Media Broadcast erklärt, nicht aufgrund der Kritik weitere Angebotsformen für Freenet TV zu prüfen, dies sei schon länger geplant gewesen.
Der Preis muss ab dem 1. Juli 2017 für Privatsender in HD-Qualität über DVB-T2 gezahlt werden. Dazu kommt, dass damit nur die Nutzung auf einem Endgerät möglich ist. "Die Freischaltung bezieht sich jedoch immer auf eine Freenet-TV-Hardware, das TV-Modul oder Receiver. Somit kann je Freischaltung auch nur ein Empfangsgerät genutzt werden", erklärte der Sprecher. Wer mehrfach zahle, könne aber auch mehrere Empfangsgeräte im Haushalt nutzen. Media Broadcast, Sender und Elektronikhersteller hatten sich für ein kartenloses Verschlüsselungssystem mit Chips entschieden.

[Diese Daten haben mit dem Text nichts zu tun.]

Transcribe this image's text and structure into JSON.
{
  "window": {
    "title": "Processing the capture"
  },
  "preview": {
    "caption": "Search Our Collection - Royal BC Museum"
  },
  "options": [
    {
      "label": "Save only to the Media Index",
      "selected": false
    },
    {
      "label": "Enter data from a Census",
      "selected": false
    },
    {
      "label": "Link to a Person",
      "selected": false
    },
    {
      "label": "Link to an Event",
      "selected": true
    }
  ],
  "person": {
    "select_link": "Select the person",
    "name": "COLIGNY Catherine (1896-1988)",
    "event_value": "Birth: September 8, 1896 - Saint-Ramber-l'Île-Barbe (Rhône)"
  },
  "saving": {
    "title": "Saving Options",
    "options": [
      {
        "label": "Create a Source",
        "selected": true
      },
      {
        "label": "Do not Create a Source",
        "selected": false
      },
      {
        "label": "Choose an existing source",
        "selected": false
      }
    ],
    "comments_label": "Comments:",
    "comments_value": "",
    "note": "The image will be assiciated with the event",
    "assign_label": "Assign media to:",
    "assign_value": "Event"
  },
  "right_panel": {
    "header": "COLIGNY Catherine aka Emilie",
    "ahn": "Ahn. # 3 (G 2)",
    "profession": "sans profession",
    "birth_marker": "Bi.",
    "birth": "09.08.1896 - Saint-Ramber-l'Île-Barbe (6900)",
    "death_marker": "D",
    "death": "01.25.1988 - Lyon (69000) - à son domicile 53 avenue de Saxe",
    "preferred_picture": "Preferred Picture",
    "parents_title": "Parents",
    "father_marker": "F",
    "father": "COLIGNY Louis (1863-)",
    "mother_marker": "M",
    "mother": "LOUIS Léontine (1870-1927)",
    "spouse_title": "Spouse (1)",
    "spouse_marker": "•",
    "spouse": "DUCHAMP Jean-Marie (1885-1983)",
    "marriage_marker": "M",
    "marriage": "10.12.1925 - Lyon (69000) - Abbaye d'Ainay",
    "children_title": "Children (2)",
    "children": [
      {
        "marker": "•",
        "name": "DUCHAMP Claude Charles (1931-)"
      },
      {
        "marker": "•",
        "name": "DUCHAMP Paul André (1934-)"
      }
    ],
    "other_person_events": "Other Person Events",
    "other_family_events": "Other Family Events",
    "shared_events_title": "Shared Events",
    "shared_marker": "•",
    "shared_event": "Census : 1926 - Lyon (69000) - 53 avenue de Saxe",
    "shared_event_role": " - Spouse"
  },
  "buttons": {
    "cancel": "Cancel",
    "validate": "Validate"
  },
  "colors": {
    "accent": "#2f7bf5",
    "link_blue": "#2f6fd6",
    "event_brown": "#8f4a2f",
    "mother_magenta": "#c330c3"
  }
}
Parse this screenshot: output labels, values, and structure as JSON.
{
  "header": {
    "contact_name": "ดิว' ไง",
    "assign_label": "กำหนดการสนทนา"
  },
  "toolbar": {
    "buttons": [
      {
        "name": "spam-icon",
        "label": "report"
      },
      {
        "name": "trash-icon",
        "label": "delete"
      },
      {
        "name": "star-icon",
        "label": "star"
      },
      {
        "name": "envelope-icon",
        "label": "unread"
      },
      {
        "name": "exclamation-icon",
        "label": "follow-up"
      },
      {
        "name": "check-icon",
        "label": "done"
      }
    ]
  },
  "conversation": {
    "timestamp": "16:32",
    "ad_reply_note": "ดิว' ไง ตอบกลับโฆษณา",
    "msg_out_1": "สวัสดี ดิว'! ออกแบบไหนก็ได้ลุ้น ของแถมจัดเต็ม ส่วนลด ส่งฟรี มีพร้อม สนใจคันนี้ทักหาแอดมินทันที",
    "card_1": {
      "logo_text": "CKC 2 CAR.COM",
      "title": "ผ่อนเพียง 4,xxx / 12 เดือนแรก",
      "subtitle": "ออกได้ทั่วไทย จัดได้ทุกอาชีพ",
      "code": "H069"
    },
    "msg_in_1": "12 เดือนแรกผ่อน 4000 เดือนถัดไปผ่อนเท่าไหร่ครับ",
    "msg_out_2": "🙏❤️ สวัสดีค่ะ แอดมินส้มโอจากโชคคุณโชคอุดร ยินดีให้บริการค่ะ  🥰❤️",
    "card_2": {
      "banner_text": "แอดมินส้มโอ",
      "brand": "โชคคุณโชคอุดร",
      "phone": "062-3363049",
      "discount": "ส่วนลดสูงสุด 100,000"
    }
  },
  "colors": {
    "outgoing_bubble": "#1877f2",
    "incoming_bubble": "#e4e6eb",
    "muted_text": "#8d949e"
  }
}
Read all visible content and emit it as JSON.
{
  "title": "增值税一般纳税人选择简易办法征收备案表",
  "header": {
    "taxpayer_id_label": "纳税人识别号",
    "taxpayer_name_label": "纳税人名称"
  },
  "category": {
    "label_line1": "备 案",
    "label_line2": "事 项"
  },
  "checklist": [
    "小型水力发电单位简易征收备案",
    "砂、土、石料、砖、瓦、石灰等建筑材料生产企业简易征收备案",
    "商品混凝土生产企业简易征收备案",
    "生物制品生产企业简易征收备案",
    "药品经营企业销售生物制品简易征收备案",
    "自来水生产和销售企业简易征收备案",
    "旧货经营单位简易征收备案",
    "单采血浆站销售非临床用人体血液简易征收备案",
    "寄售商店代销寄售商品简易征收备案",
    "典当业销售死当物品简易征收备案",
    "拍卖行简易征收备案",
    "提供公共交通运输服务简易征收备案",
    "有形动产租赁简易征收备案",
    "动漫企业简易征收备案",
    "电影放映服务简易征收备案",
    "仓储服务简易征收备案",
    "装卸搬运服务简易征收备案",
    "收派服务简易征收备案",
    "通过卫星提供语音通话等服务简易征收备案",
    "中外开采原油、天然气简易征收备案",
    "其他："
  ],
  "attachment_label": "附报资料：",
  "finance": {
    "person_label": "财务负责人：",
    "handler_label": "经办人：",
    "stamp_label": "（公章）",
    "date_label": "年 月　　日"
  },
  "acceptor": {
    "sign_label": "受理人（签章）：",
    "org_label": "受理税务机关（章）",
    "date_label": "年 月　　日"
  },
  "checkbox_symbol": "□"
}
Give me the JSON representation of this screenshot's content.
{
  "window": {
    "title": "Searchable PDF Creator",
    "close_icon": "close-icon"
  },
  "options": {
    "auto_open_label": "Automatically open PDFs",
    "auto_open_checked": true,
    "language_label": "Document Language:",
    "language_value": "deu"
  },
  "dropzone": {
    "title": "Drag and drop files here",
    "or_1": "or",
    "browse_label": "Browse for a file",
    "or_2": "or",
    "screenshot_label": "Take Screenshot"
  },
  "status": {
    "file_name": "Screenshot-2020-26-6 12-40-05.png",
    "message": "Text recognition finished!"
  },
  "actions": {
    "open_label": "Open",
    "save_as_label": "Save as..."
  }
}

Weitere Einschränkung bei Aufnahmen
Zudem ist gegenwärtig als weitere Einschränkung noch keine Aufnahme der Inhalte der privaten Sender möglich. Ein Sprecher sagte Golem.de gestern: "Aufgrund des kostenfreien Empfangs der verschlüsselt ausgestrahlten Programme in der ersten Stufe von DVB-T2 HD und damit einhergehenden technischen Gegebenheiten gibt es derzeit Restriktionen bei der Aufnahme dieser Programme." Spätestens zum kommerziellen Start von Freenet TV würden Aufnahmefunktionen in dem für das jeweilige Programm üblichen Umfang möglich sein.
Die grüne Bundestagsabgeordnete Tabea Rößner hatte den Preis für Freenet TV kritisiert: "Sicherlich kostet diese Technologie die privaten Fernsehveranstalter Geld – bei werbefinanziertem Fernsehen erscheint der Jahrespreis von 69 Euro aber dann doch recht hoch." Hinzu kämen für die Zuschauerinnen und Zuschauer noch Kosten für Fernsehgerät, Entschlüsselungstechnik und Receiver.